Based on CT and MRI imaging, a plan should be prepared to determine:
Every case will be unique, and we will here illustrate just one example.
There are several plate systems available for the occiput. Their application is based on the same principles and to illustrate these concepts, we will show the use of plate placed in the midline which allows for modularity and rotation when connecting to the rods.
Independently of the plate system used, its placement should be close to but still caudal to the external occipital protuberance (EOP).
Placement of the plate at the EOP will increase the risk of erosion of the skin.
A too caudal position may compromise the foramen magnum.
The thickest part of the cranium is the dense ridge which runs vertically in line with the internal occipital crest.
The thickness of this crest is 11.5-15 mm in males and 10-12 mm in females and provides the best bone stock for screw purchase.
As you move laterally this crest becomes thinner and around 7-8 laterally to the midline, the bone thins out to a thickness of only 5-6 mm.
Another landmark with thicker bone is the superior nuchal line which runs horizontally.
The midline of the posterior aspect of the skull which is in line with the EOP is identified.
The plate is placed centered in the midline on the posterior aspect of the occiput. This allows for optimal placement, sizing and shape of the plate.
Once the optimal plate is chosen, the location of the central cranial screw entry point is marked with the plate in place.
The drill guide is set to 8 mm (female) or 10 mm (male) and the central cranial screw hole drilled.
The screw hole is probed to verify that the anterior cortex is still intact.
If intact, additional drilling in 2 mm increments is performed until the anterior cortex is penetrated.
A screw of appropriate length is inserted through the plate into the predrilled hole.
After insertion of the first screw, there is enough flexibility in the system to allow for adjustments. Ensure the plate is flush with the skull and that it is level.
The remaining screws are then inserted with the same drill technique as for the first screw ensuring bicortical purchase in the order 2-5.
However, care is taken during drilling of the lateral holes (2 and 3) as the bone will be thinner than in the midline (4 and 5).

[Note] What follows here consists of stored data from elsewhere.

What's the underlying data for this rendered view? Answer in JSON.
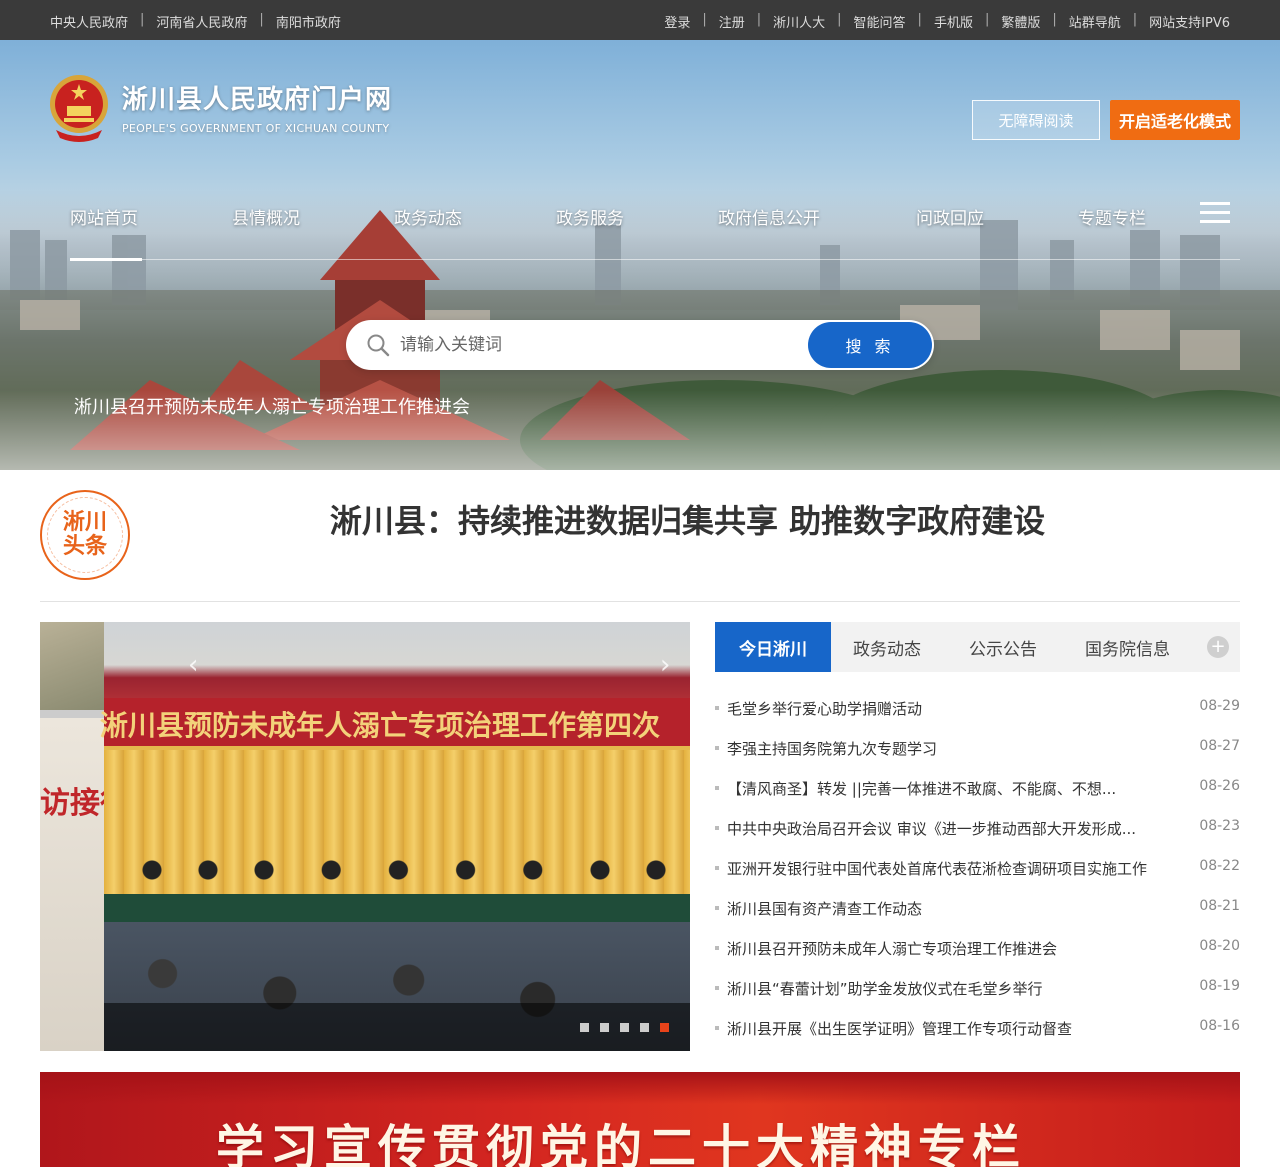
{
  "topbar": {
    "left_links": [
      "中央人民政府",
      "河南省人民政府",
      "南阳市政府"
    ],
    "right_links": [
      "登录",
      "注册",
      "淅川人大",
      "智能问答",
      "手机版",
      "繁體版",
      "站群导航",
      "网站支持IPV6"
    ]
  },
  "header": {
    "title_cn": "淅川县人民政府门户网",
    "title_en": "PEOPLE'S GOVERNMENT OF XICHUAN COUNTY",
    "accessible_label": "无障碍阅读",
    "elder_mode_label": "开启适老化模式"
  },
  "nav": {
    "items": [
      "网站首页",
      "县情概况",
      "政务动态",
      "政务服务",
      "政府信息公开",
      "问政回应",
      "专题专栏"
    ],
    "active": "网站首页",
    "menu_icon": "hamburger-menu-icon"
  },
  "search": {
    "placeholder": "请输入关键词",
    "button_label": "搜 索",
    "icon": "search-icon"
  },
  "headline": {
    "badge_line1": "淅川",
    "badge_line2": "头条",
    "title": "淅川县：持续推进数据归集共享 助推数字政府建设"
  },
  "carousel": {
    "slide_banner_text": "淅川县预防未成年人溺亡专项治理工作第四次",
    "thumb_text": "访接待",
    "caption": "淅川县召开预防未成年人溺亡专项治理工作推进会",
    "dot_count": 5,
    "active_dot": 5
  },
  "news_tabs": {
    "tabs": [
      "今日淅川",
      "政务动态",
      "公示公告",
      "国务院信息"
    ],
    "active": "今日淅川",
    "more_label": "+"
  },
  "news": [
    {
      "title": "毛堂乡举行爱心助学捐赠活动",
      "date": "08-29"
    },
    {
      "title": "李强主持国务院第九次专题学习",
      "date": "08-27"
    },
    {
      "title": "【清风商圣】转发 ||完善一体推进不敢腐、不能腐、不想...",
      "date": "08-26"
    },
    {
      "title": "中共中央政治局召开会议 审议《进一步推动西部大开发形成...",
      "date": "08-23"
    },
    {
      "title": "亚洲开发银行驻中国代表处首席代表莅淅检查调研项目实施工作",
      "date": "08-22"
    },
    {
      "title": "淅川县国有资产清查工作动态",
      "date": "08-21"
    },
    {
      "title": "淅川县召开预防未成年人溺亡专项治理工作推进会",
      "date": "08-20"
    },
    {
      "title": "淅川县“春蕾计划”助学金发放仪式在毛堂乡举行",
      "date": "08-19"
    },
    {
      "title": "淅川县开展《出生医学证明》管理工作专项行动督查",
      "date": "08-16"
    }
  ],
  "banner": {
    "text": "学习宣传贯彻党的二十大精神专栏"
  },
  "colors": {
    "topbar": "#3a3a3a",
    "accent_blue": "#1766c9",
    "accent_orange": "#f06c12",
    "banner_red": "#d42620"
  }
}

The C1 level is rarely included in the instrumentation for C1 and C2 tumors.
However, an uncompromised lateral mass may be instrumented upon surgeon's preference.
For C1 tumors, C2 is instrumented bilaterally.
For C2 tumors, the C2 level is rarely included in the instrumentation. However, if the tumor is unilateral, the contralateral side may be instrumented upon surgeon's preference.
For C2 fixation the following options are available (in order of preference):
A consideration is given to use pedicle or laminar screws when doing an occiput to C2 fusion as oftentimes the starting point for the pars screws may compromise the facet joint.
Two to three levels inferior to the tumor should be instrumented.
Fixation can be achieved with either lateral mass screws, pedicle screws or combination of the two.
Because lateral mass fixation is generally enough, and carries less risk, pedicle screw fixation is limited to rare cases where lateral mass fixation would be insufficient or not possible.
If there is a preoperative X-ray available, the surgeon can use this as a guide to properly align the occipito cervical junction during fusion. Ideally proper alignment allows for horizontal gaze.
When the correct alignment is verified, the first rod is inserted. If no fusion is planned, the second rod is also inserted at this point.
For patients with good prognosis and a long life-expectancy, posterior fusion may optionally be performed using allograft and/or local autograft.
Decortication of lamina, facets, and posterior aspects of the skull is performed prior to placement of the final rod.
When using laminar screw fixation at C2, care must be taken not to decorticate deeply which might compromise screw fixation.
The second rod is inserted.
Bone grafting material is placed against the decorticated elements of the spine.
Patients are made to sit up in the bed on the first day after surgery. Bracing is optional but preferably omitted for patient comfort. Patients with intact neurological status are made to stand and walk on the first day after surgery.
Patients can be discharged when medically stable or sent to a rehabilitation center if further care is necessary.
During admission adequate caloric intake of a high-quality diet should be monitored.
Patients are generally followed with periodical x-rays and (optionally) MR imaging at 6 weeks, 3 months, 6 months, and 1 year to monitor for tumor recurrence and hardware failure.
Postoperative radiation is required to avoid tumor recurrence. SBRT is usually initiated within two weeks following surgery. Conventional radiotherapy is usually initiated 2-4 weeks after surgery to reduce the risk of wound healing disturbances.
The radiation modality is selected based on tumor histology and history of prior radiation.